If you have a distributor with multiple diaphragms, it may pay to check the hot idle ignition timing. Some of the diaphragms may fail, and vacuum may be applied where it shouldn't or not applied as needed, buttering up the timing when hot. Are there temperature operated vacuum switches involved with the timing or carburetor? They may have become dysfunctional, messing with timing or hot idle mix/settings.
tom
 
The CWM system checks out fine; no leaks in anything and it operates as it should. The high idle cam has been adjusted correctly, and moves out of the way as it should so the TSP can control the idle. The distributor has only one diaphragm, and it checked out when I put the engine together. The throttle shaft has a slight amount of play but it isn't terrible. Maybe it's enough to cause issues? Spraying ether around the area doesn't have any effect, though.

I know there are a few temp. controlled vacuum switches on there. I'll have to take a look at what each one does and see if they're operating correctly.

One other thing, there is a dead spot just off idle when hot.
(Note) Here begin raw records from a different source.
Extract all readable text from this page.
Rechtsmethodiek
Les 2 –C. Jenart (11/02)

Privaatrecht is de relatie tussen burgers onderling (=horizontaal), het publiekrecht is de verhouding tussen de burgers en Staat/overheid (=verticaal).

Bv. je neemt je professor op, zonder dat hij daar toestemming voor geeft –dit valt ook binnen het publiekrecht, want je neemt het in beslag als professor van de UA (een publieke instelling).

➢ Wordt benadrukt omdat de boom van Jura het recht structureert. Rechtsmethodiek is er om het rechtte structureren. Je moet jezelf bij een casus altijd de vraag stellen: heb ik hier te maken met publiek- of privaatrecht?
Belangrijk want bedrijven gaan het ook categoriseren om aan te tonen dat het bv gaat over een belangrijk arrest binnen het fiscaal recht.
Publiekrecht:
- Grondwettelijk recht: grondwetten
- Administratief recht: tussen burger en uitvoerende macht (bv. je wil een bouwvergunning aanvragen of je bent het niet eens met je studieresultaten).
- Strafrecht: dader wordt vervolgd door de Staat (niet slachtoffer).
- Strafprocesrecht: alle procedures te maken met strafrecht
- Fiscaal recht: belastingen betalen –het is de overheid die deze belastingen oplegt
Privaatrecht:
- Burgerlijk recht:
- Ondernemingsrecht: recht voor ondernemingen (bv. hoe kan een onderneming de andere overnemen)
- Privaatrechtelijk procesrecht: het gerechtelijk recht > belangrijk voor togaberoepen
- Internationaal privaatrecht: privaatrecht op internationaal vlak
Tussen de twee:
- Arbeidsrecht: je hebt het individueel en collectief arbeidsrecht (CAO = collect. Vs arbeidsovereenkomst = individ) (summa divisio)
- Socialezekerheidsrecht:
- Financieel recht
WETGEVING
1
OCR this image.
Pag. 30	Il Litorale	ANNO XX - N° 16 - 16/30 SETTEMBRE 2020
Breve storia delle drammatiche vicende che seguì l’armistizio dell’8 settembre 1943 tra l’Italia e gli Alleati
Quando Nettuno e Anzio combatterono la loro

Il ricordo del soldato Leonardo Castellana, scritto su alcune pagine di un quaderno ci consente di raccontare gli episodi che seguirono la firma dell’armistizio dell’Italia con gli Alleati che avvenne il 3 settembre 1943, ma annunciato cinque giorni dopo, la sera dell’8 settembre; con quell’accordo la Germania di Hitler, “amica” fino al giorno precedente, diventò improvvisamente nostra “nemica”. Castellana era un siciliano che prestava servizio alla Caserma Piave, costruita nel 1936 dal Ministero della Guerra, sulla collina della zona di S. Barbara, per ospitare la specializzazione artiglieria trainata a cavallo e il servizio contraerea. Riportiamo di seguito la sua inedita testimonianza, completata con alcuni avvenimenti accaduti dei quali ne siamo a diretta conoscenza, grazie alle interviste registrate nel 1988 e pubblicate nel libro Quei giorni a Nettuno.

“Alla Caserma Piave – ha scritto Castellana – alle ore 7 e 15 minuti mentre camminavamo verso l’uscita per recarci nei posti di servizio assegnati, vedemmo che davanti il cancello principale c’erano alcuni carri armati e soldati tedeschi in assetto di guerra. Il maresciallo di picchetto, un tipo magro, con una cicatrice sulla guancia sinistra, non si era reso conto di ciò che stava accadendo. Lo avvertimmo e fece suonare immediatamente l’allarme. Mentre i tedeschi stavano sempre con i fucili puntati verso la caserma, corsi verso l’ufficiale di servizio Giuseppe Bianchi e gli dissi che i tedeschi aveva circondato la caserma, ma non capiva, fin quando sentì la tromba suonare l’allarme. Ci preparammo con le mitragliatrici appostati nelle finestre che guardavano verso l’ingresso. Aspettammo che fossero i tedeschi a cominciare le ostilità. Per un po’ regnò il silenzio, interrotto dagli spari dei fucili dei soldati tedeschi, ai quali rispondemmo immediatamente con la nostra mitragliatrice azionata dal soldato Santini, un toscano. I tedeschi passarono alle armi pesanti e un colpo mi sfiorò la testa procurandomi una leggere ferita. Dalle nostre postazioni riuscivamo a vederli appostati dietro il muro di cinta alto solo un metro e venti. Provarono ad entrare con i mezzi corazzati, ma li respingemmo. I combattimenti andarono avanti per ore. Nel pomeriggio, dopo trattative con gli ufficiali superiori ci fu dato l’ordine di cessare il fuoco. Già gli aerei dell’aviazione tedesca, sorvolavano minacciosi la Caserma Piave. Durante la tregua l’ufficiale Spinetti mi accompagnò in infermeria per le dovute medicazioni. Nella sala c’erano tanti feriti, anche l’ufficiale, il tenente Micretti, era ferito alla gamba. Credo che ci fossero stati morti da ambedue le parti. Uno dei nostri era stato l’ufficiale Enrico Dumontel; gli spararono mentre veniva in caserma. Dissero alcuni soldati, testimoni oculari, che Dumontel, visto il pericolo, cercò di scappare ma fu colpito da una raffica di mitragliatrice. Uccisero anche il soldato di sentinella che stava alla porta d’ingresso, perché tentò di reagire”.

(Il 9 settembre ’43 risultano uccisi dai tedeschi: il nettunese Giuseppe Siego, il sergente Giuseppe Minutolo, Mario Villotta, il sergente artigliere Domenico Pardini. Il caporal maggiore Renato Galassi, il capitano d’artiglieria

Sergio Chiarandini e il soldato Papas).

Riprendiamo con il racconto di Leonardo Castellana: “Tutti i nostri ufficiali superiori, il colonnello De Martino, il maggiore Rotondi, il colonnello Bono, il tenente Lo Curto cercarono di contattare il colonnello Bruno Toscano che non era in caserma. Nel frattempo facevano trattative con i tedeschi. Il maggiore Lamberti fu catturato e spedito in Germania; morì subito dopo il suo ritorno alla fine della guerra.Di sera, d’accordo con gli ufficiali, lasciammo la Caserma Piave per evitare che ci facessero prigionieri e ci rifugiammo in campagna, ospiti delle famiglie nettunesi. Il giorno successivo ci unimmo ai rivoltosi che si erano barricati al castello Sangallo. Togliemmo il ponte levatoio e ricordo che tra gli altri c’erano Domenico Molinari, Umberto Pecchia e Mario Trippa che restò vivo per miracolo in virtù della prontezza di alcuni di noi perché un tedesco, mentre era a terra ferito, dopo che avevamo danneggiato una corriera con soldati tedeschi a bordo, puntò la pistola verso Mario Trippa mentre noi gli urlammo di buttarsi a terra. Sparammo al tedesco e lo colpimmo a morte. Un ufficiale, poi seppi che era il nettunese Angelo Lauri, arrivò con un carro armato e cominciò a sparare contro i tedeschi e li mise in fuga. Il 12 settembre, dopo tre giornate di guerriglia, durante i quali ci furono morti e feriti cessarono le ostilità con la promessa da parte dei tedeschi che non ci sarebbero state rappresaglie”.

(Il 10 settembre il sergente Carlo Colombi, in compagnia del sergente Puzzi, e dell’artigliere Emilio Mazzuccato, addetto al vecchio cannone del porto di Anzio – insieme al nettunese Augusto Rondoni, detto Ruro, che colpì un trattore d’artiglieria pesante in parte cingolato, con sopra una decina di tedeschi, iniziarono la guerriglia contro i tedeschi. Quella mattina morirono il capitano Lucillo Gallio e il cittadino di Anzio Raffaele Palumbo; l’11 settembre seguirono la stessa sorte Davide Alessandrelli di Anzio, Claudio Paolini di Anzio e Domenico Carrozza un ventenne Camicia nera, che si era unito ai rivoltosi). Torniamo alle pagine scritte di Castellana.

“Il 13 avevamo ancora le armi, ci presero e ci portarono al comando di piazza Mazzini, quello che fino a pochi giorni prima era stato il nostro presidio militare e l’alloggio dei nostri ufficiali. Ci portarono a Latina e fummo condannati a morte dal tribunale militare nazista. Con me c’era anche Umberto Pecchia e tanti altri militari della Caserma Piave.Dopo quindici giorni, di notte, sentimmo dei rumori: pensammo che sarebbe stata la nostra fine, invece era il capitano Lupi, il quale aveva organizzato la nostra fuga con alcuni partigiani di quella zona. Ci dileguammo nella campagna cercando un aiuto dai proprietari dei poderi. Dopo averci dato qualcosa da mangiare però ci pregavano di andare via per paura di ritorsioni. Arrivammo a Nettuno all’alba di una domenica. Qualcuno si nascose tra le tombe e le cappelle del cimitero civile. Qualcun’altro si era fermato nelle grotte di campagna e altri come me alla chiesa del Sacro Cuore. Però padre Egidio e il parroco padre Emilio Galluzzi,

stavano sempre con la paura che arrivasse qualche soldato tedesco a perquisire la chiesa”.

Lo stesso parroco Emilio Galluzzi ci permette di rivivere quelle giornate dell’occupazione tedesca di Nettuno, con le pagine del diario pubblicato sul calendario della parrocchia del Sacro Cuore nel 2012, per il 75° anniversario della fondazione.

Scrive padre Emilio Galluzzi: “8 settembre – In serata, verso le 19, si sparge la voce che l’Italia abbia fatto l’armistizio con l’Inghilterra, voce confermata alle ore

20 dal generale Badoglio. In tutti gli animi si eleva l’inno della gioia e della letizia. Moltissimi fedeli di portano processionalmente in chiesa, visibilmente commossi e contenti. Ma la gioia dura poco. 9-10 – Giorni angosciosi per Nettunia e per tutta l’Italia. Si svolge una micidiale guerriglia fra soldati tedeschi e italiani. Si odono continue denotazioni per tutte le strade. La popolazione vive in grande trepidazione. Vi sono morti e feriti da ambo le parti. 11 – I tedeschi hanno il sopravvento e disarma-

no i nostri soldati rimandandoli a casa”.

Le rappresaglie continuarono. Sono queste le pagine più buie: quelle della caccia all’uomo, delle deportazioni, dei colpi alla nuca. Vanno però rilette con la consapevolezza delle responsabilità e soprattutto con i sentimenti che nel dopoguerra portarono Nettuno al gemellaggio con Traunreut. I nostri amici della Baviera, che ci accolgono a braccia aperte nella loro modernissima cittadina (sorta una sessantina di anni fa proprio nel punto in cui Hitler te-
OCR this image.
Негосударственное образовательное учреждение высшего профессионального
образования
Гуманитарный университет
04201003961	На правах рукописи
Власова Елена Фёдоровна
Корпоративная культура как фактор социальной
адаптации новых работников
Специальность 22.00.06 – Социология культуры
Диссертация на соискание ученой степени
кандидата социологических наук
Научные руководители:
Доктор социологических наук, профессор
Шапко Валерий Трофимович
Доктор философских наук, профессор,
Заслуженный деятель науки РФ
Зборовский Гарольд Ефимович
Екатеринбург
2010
I seem to hit it every time I shift when I am letting the clutch back in and starting to increase throttle and the truck will lurch a bit.
 
One member (Angie or her husband) recently posted about finding an uncommon vacuum leak...it turned out that the brake booster seal was broken and because this runs off engine vacuum it was causing high and erratic idle...

Some earlier Rangers didn't have boosters but if yours does it might be part of your idle problem. Worth checking out...
 
Mine has power brakes, but the Booster checks out fine. I'm going to borrow or buy a timing light again and see what's going on there. Ithe looks like my advance line runs from a temp controlled valvenvironment maybe that's faulty or hooked up wrong.